As they approached the financial district, steel-and-glass office towers crowded the bantam office buildings of another age, and Thorpe, still spilling with stories, pointed out the Monadnock Building where his small firm had its offices. The Art Deco facade shimmered like a mirage in the mirrored sheathing of the office tower opposite it.
Schroeder's was on Front Street, around the corner from Tadich, its fresh blue-and-white facade and gothic heraldry evoking old Bavaria. Inside, pillars lost themselves in the murky heights of the dining room. Waiters scuttled about in the amber light below and there was a faint malty scent about the place. Thorpe ordered his Koenigsberger Klopse and a dry martini. It startled Seeley how just the word “martini” shot adrenaline into his heart. He asked for a steak sandwich, rare, and a glass of water.
When Thorpe started in again about the legendary Jake Ehrlich, Seeley said, “I'm sure this is fascinating, but I could be back in my office preparing for your next witness.”
Thorpe's laugh sounded genuine, but the eyes, wary as ever, told Seeley that there was a point to the story, and that he should listen closely.

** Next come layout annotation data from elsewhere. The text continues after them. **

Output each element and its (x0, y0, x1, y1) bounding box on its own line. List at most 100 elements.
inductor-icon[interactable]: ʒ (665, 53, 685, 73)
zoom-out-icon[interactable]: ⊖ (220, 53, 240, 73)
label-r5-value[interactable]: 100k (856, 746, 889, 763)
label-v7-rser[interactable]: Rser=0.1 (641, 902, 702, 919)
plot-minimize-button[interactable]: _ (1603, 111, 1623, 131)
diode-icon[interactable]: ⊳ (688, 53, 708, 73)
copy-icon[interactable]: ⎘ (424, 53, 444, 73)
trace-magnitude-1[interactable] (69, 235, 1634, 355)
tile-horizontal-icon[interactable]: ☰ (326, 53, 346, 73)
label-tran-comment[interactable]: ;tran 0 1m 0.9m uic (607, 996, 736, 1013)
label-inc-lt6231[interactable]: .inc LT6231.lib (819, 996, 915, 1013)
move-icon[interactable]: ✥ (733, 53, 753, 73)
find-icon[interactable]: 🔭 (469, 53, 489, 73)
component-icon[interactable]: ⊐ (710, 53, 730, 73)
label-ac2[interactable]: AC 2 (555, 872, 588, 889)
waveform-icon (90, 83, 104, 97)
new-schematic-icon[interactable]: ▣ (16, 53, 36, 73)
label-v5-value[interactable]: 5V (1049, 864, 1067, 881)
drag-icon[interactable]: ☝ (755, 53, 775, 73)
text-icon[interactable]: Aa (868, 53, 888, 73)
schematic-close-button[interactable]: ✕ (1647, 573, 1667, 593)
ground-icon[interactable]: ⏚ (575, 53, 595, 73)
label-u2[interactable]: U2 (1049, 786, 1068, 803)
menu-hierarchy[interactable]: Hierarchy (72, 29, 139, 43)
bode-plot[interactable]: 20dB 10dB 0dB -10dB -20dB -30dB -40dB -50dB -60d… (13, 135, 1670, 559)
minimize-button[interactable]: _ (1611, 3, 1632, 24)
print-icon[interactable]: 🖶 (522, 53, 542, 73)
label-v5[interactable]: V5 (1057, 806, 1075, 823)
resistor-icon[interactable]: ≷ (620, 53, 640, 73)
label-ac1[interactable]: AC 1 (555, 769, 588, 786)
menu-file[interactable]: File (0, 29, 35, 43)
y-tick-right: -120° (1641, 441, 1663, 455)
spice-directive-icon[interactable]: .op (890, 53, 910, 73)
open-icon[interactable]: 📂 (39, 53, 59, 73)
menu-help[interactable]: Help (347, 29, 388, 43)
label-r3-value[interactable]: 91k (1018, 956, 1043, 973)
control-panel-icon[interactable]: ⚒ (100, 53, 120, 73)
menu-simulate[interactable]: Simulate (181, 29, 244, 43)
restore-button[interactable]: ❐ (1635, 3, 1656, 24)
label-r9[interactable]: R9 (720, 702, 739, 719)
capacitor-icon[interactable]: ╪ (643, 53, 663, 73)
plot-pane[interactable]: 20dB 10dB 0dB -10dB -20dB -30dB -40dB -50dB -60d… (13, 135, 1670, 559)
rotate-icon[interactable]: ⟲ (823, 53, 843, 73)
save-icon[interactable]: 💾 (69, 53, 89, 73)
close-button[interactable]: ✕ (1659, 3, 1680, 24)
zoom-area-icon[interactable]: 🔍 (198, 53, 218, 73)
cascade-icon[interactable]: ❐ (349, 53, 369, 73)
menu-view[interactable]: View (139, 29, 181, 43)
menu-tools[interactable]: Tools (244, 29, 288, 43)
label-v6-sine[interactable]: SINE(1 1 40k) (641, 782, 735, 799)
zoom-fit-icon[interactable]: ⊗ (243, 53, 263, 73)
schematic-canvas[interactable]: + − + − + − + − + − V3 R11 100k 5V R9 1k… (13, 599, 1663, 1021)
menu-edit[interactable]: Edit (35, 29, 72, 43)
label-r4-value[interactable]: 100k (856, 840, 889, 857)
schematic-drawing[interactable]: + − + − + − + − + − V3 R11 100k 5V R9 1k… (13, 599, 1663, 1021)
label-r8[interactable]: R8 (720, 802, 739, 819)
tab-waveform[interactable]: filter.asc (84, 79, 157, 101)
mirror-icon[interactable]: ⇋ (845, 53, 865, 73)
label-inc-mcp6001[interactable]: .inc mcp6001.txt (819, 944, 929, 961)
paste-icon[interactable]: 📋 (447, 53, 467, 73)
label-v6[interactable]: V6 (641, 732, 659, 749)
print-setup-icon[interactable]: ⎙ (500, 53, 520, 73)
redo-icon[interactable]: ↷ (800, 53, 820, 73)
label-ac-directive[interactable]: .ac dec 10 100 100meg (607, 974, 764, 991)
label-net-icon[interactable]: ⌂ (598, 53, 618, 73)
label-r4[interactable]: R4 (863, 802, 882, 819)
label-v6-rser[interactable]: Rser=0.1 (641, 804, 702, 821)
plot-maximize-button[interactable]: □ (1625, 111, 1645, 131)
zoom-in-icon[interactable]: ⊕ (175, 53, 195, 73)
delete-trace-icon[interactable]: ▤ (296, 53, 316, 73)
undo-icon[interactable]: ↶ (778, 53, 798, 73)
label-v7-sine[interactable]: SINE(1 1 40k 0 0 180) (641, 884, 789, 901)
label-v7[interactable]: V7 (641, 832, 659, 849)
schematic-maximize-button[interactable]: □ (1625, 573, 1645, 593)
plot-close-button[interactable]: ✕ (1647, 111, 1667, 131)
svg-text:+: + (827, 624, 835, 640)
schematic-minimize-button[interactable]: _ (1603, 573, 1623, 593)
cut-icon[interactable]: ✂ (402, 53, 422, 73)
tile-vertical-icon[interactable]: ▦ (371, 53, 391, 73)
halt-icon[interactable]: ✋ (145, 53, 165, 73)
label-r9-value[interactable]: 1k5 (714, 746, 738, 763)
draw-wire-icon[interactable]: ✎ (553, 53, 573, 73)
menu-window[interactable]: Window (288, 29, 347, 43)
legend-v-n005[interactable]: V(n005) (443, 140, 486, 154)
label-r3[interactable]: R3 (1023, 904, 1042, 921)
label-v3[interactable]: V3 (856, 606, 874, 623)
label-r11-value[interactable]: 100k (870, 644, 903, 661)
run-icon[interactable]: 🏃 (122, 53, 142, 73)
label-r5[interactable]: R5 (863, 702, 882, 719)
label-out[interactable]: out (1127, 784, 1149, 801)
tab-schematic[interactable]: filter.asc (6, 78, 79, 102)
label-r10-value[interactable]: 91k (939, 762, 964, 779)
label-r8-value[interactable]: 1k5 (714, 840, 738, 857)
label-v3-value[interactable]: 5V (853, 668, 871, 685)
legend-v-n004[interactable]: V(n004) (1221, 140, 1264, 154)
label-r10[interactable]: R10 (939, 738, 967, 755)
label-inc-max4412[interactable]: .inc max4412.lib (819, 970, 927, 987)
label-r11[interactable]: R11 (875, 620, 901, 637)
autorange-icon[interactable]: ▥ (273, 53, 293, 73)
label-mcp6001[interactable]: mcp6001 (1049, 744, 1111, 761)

“Back then,” Thorpe said, “the really great trial lawyers like Jake had a single ideal: represent your client as shrewdly and strenuously as you humanly can. They played fair, but that was their ideal. They didn't get mixed up with causes. A lawyer today, representing people who care about the environment or abortion or access to medicine, nine times out of ten, he'll sacrifice his client if he thinks it will serve the cause.”